After the girls race is over, results are announced. Dave, Tandem’s Athletic Director, shares, “Jason predicted that the boys would need to finish with less than 60 points in order to be crowned 2024 VISAA Cross Country State Champions... we scored 59 - and Veritas gave us everything they had - they scored 63!” For the second year in a row, Tandem XC claims 1st at States. Lucy ran a 22:33 and makes it in the top 20, a member of the Virginia all state team. The girls team comes in 5th place.


 I hope that part of the future of Tandem XC is a glorious girls team. I envision them having a whole page of their own in the yearbook, looking fierce and triumphant. The team today is young and hungry. I think in the next couple of years we’ll see them do amazing things.

The team at states (November, 2024)

Looking back over the past decade, Jason says, “In terms of the arc of it all, it’s…I think the reason I love patience and consistency is because that’s been true, that’s what it takes for any individual to reach their best but it’s also been true for the program.”

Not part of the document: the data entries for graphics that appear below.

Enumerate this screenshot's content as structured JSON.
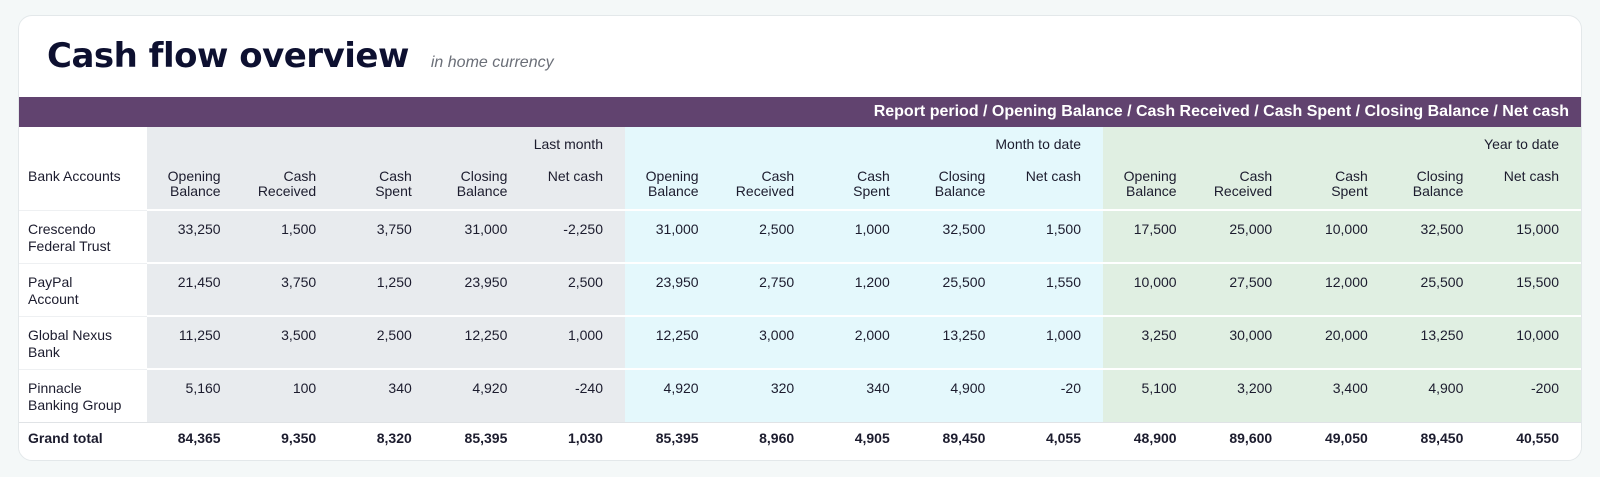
{
  "header": {
    "title": "Cash flow overview",
    "subtitle": "in home currency"
  },
  "banner": "Report period / Opening Balance / Cash Received / Cash Spent / Closing Balance / Net cash",
  "periods": [
    "Last month",
    "Month to date",
    "Year to date"
  ],
  "row_header_label": "Bank Accounts",
  "columns": [
    "Opening\nBalance",
    "Cash\nReceived",
    "Cash\nSpent",
    "Closing\nBalance",
    "Net cash"
  ],
  "rows": [
    {
      "account": "Crescendo Federal Trust",
      "values": [
        "33,250",
        "1,500",
        "3,750",
        "31,000",
        "-2,250",
        "31,000",
        "2,500",
        "1,000",
        "32,500",
        "1,500",
        "17,500",
        "25,000",
        "10,000",
        "32,500",
        "15,000"
      ]
    },
    {
      "account": "PayPal Account",
      "values": [
        "21,450",
        "3,750",
        "1,250",
        "23,950",
        "2,500",
        "23,950",
        "2,750",
        "1,200",
        "25,500",
        "1,550",
        "10,000",
        "27,500",
        "12,000",
        "25,500",
        "15,500"
      ]
    },
    {
      "account": "Global Nexus Bank",
      "values": [
        "11,250",
        "3,500",
        "2,500",
        "12,250",
        "1,000",
        "12,250",
        "3,000",
        "2,000",
        "13,250",
        "1,000",
        "3,250",
        "30,000",
        "20,000",
        "13,250",
        "10,000"
      ]
    },
    {
      "account": "Pinnacle Banking Group",
      "values": [
        "5,160",
        "100",
        "340",
        "4,920",
        "-240",
        "4,920",
        "320",
        "340",
        "4,900",
        "-20",
        "5,100",
        "3,200",
        "3,400",
        "4,900",
        "-200"
      ]
    }
  ],
  "grand_total": {
    "label": "Grand total",
    "values": [
      "84,365",
      "9,350",
      "8,320",
      "85,395",
      "1,030",
      "85,395",
      "8,960",
      "4,905",
      "89,450",
      "4,055",
      "48,900",
      "89,600",
      "49,050",
      "89,450",
      "40,550"
    ]
  },
  "colors": {
    "banner": "#61436f",
    "last_month_band": "#e8ebee",
    "month_to_date_band": "#e4f8fc",
    "year_to_date_band": "#e0efe2"
  }
}
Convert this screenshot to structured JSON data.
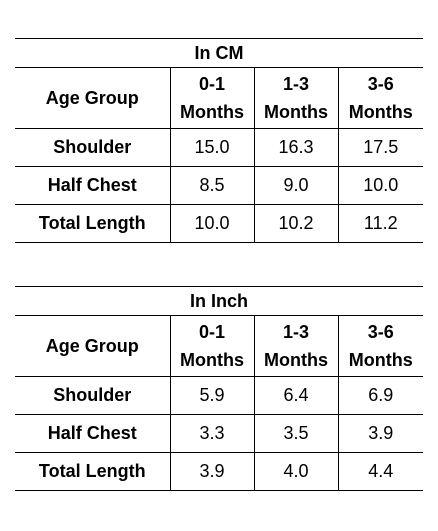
{
  "tables": [
    {
      "caption": "In CM",
      "header_label": "Age Group",
      "columns": [
        {
          "top": "0-1",
          "bottom": "Months"
        },
        {
          "top": "1-3",
          "bottom": "Months"
        },
        {
          "top": "3-6",
          "bottom": "Months"
        }
      ],
      "rows": [
        {
          "label": "Shoulder",
          "values": [
            "15.0",
            "16.3",
            "17.5"
          ]
        },
        {
          "label": "Half Chest",
          "values": [
            "8.5",
            "9.0",
            "10.0"
          ]
        },
        {
          "label": "Total Length",
          "values": [
            "10.0",
            "10.2",
            "11.2"
          ]
        }
      ]
    },
    {
      "caption": "In Inch",
      "header_label": "Age Group",
      "columns": [
        {
          "top": "0-1",
          "bottom": "Months"
        },
        {
          "top": "1-3",
          "bottom": "Months"
        },
        {
          "top": "3-6",
          "bottom": "Months"
        }
      ],
      "rows": [
        {
          "label": "Shoulder",
          "values": [
            "5.9",
            "6.4",
            "6.9"
          ]
        },
        {
          "label": "Half Chest",
          "values": [
            "3.3",
            "3.5",
            "3.9"
          ]
        },
        {
          "label": "Total Length",
          "values": [
            "3.9",
            "4.0",
            "4.4"
          ]
        }
      ]
    }
  ]
}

Jason says, “I think everybody wants the quick fix or the hack. There isn’t one. It’s consistency. You’ve got to do the work. You’ve just got to grind out the miles. You’ve got to be disciplined. Day in, day out, to be at that level, but that’s the thing! That’s not everyone’s goal and I don’t want it to be. Not everyone has to be that way. You’re just as important if your goal is to be out here and be a good teammate. I want them to know that running is something that they can have for the rest of their lives. It is a gift. It’s a tool that you can have to improve yourself mentally, physically, emotionally, spiritually.”

Andy remarks, “I think Jason is a good example, and cross country, and Tandem in general, is a good example of taking the long view.” Day in and day out at practices and meets, you can’t sustain if all you’re doing it for is to win a championship. But if instead, or also, you’re there to, as Andy puts it, “celebrate being outside, celebrate being physically fit, maybe being a little bit competitive. Celebrate being together as a community,” those are the values that keep you showing up again and again, investing every day.

Ultimately, Jason says, running “can help you. You don’t have to be competitive. It’s not about winning or running PR’s. It’s just that running is a really healthy pursuit that can teach you a lot about life and help you stay mentally and physically balanced in a crazy world.”